Wash. Times (cropped)

Care of President Wilson, and by resolution of Congress:

Whereas the 11th of November 1918, marked the cessation of the most destructive, sanguinary, and far reaching war in human annals and the resumption by the people of the United States of peaceful relations with other nations, which we hope may never again be severed, and

Whereas it is fitting that the recurring anniversary of this date should be commemorated with thanksgiving and prayer and exercises designed to perpetuate peace through good will and mutual understanding between nations; and

Whereas the legislatures of twenty-seven of our States have already declared November 11 to be a legal holiday: Therefore be it Resolved by the Senate (the House of Representatives concurring), that the President of the United States is requested to issue a proclamation calling upon the officials to display the flag of the United States on all Government buildings on November 11 and inviting the people of the United States to observe the day in schools and churches, or other suitable places, with appropriate ceremonies of friendly relations with all other peoples. (US gov.)

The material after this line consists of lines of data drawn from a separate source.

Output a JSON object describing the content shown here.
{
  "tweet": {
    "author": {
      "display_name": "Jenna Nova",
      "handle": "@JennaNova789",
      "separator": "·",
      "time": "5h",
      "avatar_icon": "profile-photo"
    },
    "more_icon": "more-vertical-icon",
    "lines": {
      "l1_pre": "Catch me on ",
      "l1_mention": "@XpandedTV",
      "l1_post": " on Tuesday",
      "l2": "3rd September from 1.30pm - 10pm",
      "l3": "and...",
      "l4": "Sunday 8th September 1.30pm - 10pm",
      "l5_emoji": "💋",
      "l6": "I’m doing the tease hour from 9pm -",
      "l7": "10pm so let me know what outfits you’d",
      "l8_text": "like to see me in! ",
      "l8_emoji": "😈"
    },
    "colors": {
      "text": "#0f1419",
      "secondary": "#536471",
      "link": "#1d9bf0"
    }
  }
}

Now that’s a proclamation.

Then care of history, President Eisenhower and subsequent Congressional acts:

Armistice Day was primarily a day set aside to honor veterans of World War I, but in 1954, after World War II had required the greatest mobilization of soldiers, sailors, Marines and airmen in the Nation’s history; after American forces had fought aggression in Korea, the 83rd Congress, at the urging of the veterans service organizations, amended the Act of 1938 by striking out the word “Armistice” and inserting in its place the word “Veterans.” With the approval of this legislation (Public Law 380) on June 1, 1954, November 11th became a day to honor American veterans of all wars. (ibid)

 Bottom-line: what are we now to do?

A celebration to honor America’s veterans for their patriotism, love of country, and willingness to serve and sacrifice for the common good. (ibid)

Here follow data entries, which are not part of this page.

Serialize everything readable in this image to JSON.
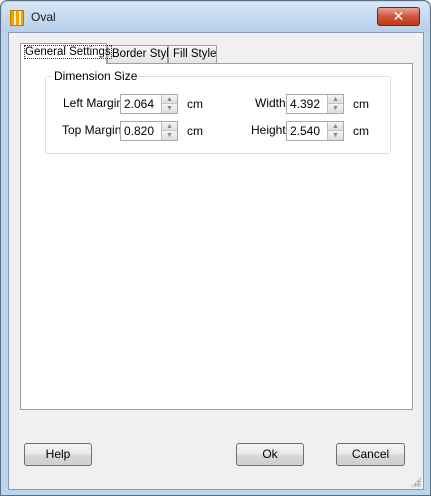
{
  "window": {
    "title": "Oval",
    "close_icon": "close-x-icon",
    "app_icon": "oval-app-icon"
  },
  "tabs": [
    {
      "label": "General Settings",
      "active": true
    },
    {
      "label": "Border Style",
      "active": false
    },
    {
      "label": "Fill Style",
      "active": false
    }
  ],
  "dimension": {
    "group_title": "Dimension Size",
    "left_margin": {
      "label": "Left Margin",
      "value": "2.064",
      "unit": "cm"
    },
    "top_margin": {
      "label": "Top Margin",
      "value": "0.820",
      "unit": "cm"
    },
    "width": {
      "label": "Width",
      "value": "4.392",
      "unit": "cm"
    },
    "height": {
      "label": "Height",
      "value": "2.540",
      "unit": "cm"
    }
  },
  "buttons": {
    "help": "Help",
    "ok": "Ok",
    "cancel": "Cancel"
  },
  "colors": {
    "close_button": "#c7432a",
    "title_bar": "#c5daf1"
  }
}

Veterans Day has grown forward and outward, so how about backward and inward? Union Army Brigadier General Conrad Ferger Jackson and Union Army Brigadier General Thomas Algeo Rowley, Pittsburghers both, are each interred at Allegheny Cemetery in Lawrenceville. Westmoco native and U.S. Army Colonel Daniel Leasure saw action in battles ranging from Secessionville to Spotsylvania. Union Army Seargent Alexander Kelly of Saltsburg, Pa. would retire to Pittsburgh after the Battle of Chaffin’s Farm and is interred at St. Peters Cemetery in Lincoln-Lemington-Belmar. And in Arlington Heights, on the rise beside Devlin Street and another Saint Peter’s Cemetery there once stood a Civil War-era redoubt named for storied US naval Captain Robert Smalls.

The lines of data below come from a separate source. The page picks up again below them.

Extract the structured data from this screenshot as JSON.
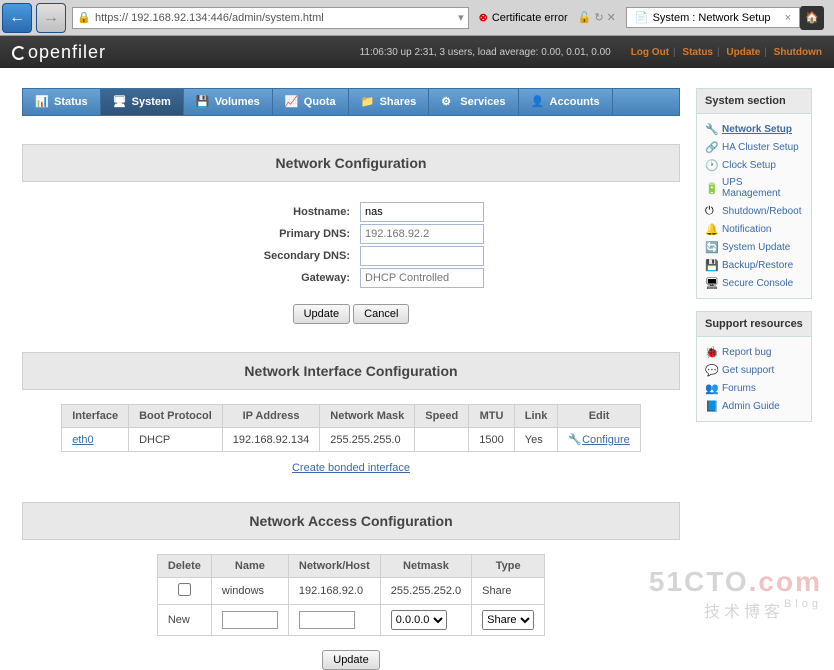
{
  "browser": {
    "url": "https:// 192.168.92.134:446/admin/system.html",
    "cert_error": "Certificate error",
    "tab_title": "System : Network Setup"
  },
  "header": {
    "logo": "openfiler",
    "uptime": "11:06:30 up 2:31, 3 users, load average: 0.00, 0.01, 0.00",
    "links": {
      "logout": "Log Out",
      "status": "Status",
      "update": "Update",
      "shutdown": "Shutdown"
    }
  },
  "tabs": [
    {
      "label": "Status"
    },
    {
      "label": "System"
    },
    {
      "label": "Volumes"
    },
    {
      "label": "Quota"
    },
    {
      "label": "Shares"
    },
    {
      "label": "Services"
    },
    {
      "label": "Accounts"
    }
  ],
  "netcfg": {
    "title": "Network Configuration",
    "hostname_label": "Hostname:",
    "hostname_value": "nas",
    "primary_dns_label": "Primary DNS:",
    "primary_dns_placeholder": "192.168.92.2",
    "secondary_dns_label": "Secondary DNS:",
    "gateway_label": "Gateway:",
    "gateway_placeholder": "DHCP Controlled",
    "update_btn": "Update",
    "cancel_btn": "Cancel"
  },
  "nic": {
    "title": "Network Interface Configuration",
    "headers": [
      "Interface",
      "Boot Protocol",
      "IP Address",
      "Network Mask",
      "Speed",
      "MTU",
      "Link",
      "Edit"
    ],
    "row": {
      "interface": "eth0",
      "boot": "DHCP",
      "ip": "192.168.92.134",
      "mask": "255.255.255.0",
      "speed": "",
      "mtu": "1500",
      "link": "Yes",
      "edit": "Configure"
    },
    "bonded_link": "Create bonded interface"
  },
  "nac": {
    "title": "Network Access Configuration",
    "headers": [
      "Delete",
      "Name",
      "Network/Host",
      "Netmask",
      "Type"
    ],
    "row1": {
      "name": "windows",
      "nethost": "192.168.92.0",
      "mask": "255.255.252.0",
      "type": "Share"
    },
    "new_label": "New",
    "netmask_default": "0.0.0.0",
    "type_default": "Share",
    "update_btn": "Update"
  },
  "sidebar": {
    "section_title": "System section",
    "section_items": [
      {
        "label": "Network Setup"
      },
      {
        "label": "HA Cluster Setup"
      },
      {
        "label": "Clock Setup"
      },
      {
        "label": "UPS Management"
      },
      {
        "label": "Shutdown/Reboot"
      },
      {
        "label": "Notification"
      },
      {
        "label": "System Update"
      },
      {
        "label": "Backup/Restore"
      },
      {
        "label": "Secure Console"
      }
    ],
    "support_title": "Support resources",
    "support_items": [
      {
        "label": "Report bug"
      },
      {
        "label": "Get support"
      },
      {
        "label": "Forums"
      },
      {
        "label": "Admin Guide"
      }
    ]
  },
  "watermark": {
    "brand": "51CTO",
    "suffix": ".com",
    "sub": "技术博客",
    "blog": "Blog"
  }
}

The City of Pittsburgh Veterans Day Parade begins at 10:30 am at Grant and Liberty, proceeds down Liberty to Wood, and finishes at the Boulevard of the Allies.

Later at 4:00 pm, Point Park University hosts a screening of short documentary The Veterans Breakfast Club followed by a panel discussion.

KDKA has assembled a short list of opportunities to acknowledge service.

The Veterans Leadership Program of Western Pennsylvania seems to be a well-situated resource for local veterans of recent war.